Peradaban lembah sungai Sindhu
dibangun oleh penduduk asli India yaitu bangsa Dravita yang sudah mempunyai
peradaban yang tinggi, bahkan sebelum bangsa Arya memasuki India sekitar tahun
2.000 SM. Bukti – bukti sejarah yang ditemukan disepanjang lembah sungai
Sindhu, Harappa, dan Mohenjodaro menegaskan hal itu. Agama Bangsa Dravida (Dravida Religon), sedangkan agama pribumi di India (Aboriginal Religion) (Luniya, 2002:25) mempunyai peranan penting
dalam pertemuannya dengan Agama Weda yang dibawa bangsa Arya kemudian. Weda
adalah wahyu Tuhan yang diturunkan kepada para rsi-rsi pada zaman dahulu,
kemudian Sastra-sastra ini diteruskan dan diajarkan secara lisan berabad-abad
lamanya. Disimpan secara rahasia dalam tradisi perguruan, dan diinterpretasikan
seta dikomentari oleh pra Maharsi.
Seiring dengan berjalannya
waktu tradisi Weda ini semakin memudar. Sebagian besar tradisi pemujaan
danpraktik keagamaan yang bersumber dari Weda itu telah diganti dan dirubah
dengan wujud yang lebih modern.
I.2.1
Bagaimana Peradaban Lembah Sungai Sindhu?
I.2.2
Bagaimana perkembangan Agama Hindu pada Zaman Weda?
I.3.1
Menjelaskan tentang Peradaban Lembah Sungai Sindhu.
I.3.2
Menjelaskan tentang perkembangan Agama Hindu pada Zaman Weda
Pada mulanya, Sejarah India Kuno atau Sejarah Hindu
umumnya dianggap sejarah agama Weda orang-orang Arya (Vedic Aryan) saja.
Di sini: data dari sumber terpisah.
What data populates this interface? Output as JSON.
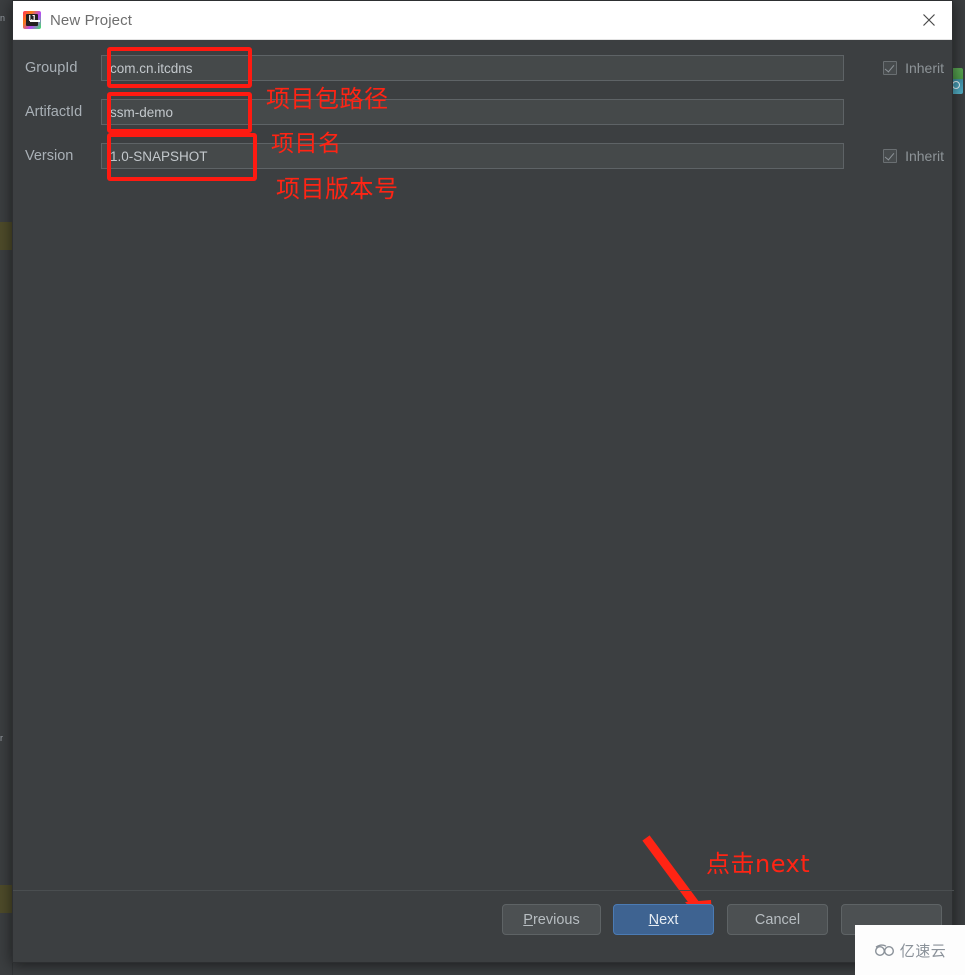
{
  "window": {
    "title": "New Project",
    "app_icon": "intellij-idea-icon",
    "close_icon": "close-icon"
  },
  "form": {
    "rows": [
      {
        "label": "GroupId",
        "value": "com.cn.itcdns",
        "has_inherit": true,
        "inherit_label": "Inherit",
        "inherit_checked": true
      },
      {
        "label": "ArtifactId",
        "value": "ssm-demo",
        "has_inherit": false,
        "inherit_label": "",
        "inherit_checked": false
      },
      {
        "label": "Version",
        "value": "1.0-SNAPSHOT",
        "has_inherit": true,
        "inherit_label": "Inherit",
        "inherit_checked": true
      }
    ]
  },
  "annotations": {
    "color": "#ff2414",
    "group_id_note": "项目包路径",
    "artifact_id_note": "项目名",
    "version_note": "项目版本号",
    "next_note": "点击next"
  },
  "buttons": {
    "previous": "Previous",
    "next": "Next",
    "cancel": "Cancel",
    "help": ""
  },
  "watermark": {
    "text": "亿速云",
    "logo": "cloud-icon"
  }
}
Akan tetapi, setelah Sir John Mashall menemukan
peninggalan sejarah Harappa dan Mohenjodaro pada akhir abad ke-20, anggapan ini
mulai terbantahkan. Penemuan sejarah ini menunjukan adanya bukti-bukti bahwa
sebelum kedatangan bangsa Arya, penduduk asli India telah memiliki peradaban
sendiri. Kemudian diketahui bahwa penduduk asli India itu adalah suku bangsa
Dravida yang mempunyai ciri-ciri ; berkulit hitam, berhidung pesek, berambut
kriting, dan berbadan pendek.
Teori tentang peradaban India Kuno di awali dari
penggalian arkeologis di distrik Sind, daerah Larkana (Mohenjodaro) dan
Montgomery di distrk Punjab Barat pada tahun 1921. Penggalian ini kemudian
dilanjutkan di sepanjang Lembah Sungai Sindhu, bahkan lebih jauh lagi.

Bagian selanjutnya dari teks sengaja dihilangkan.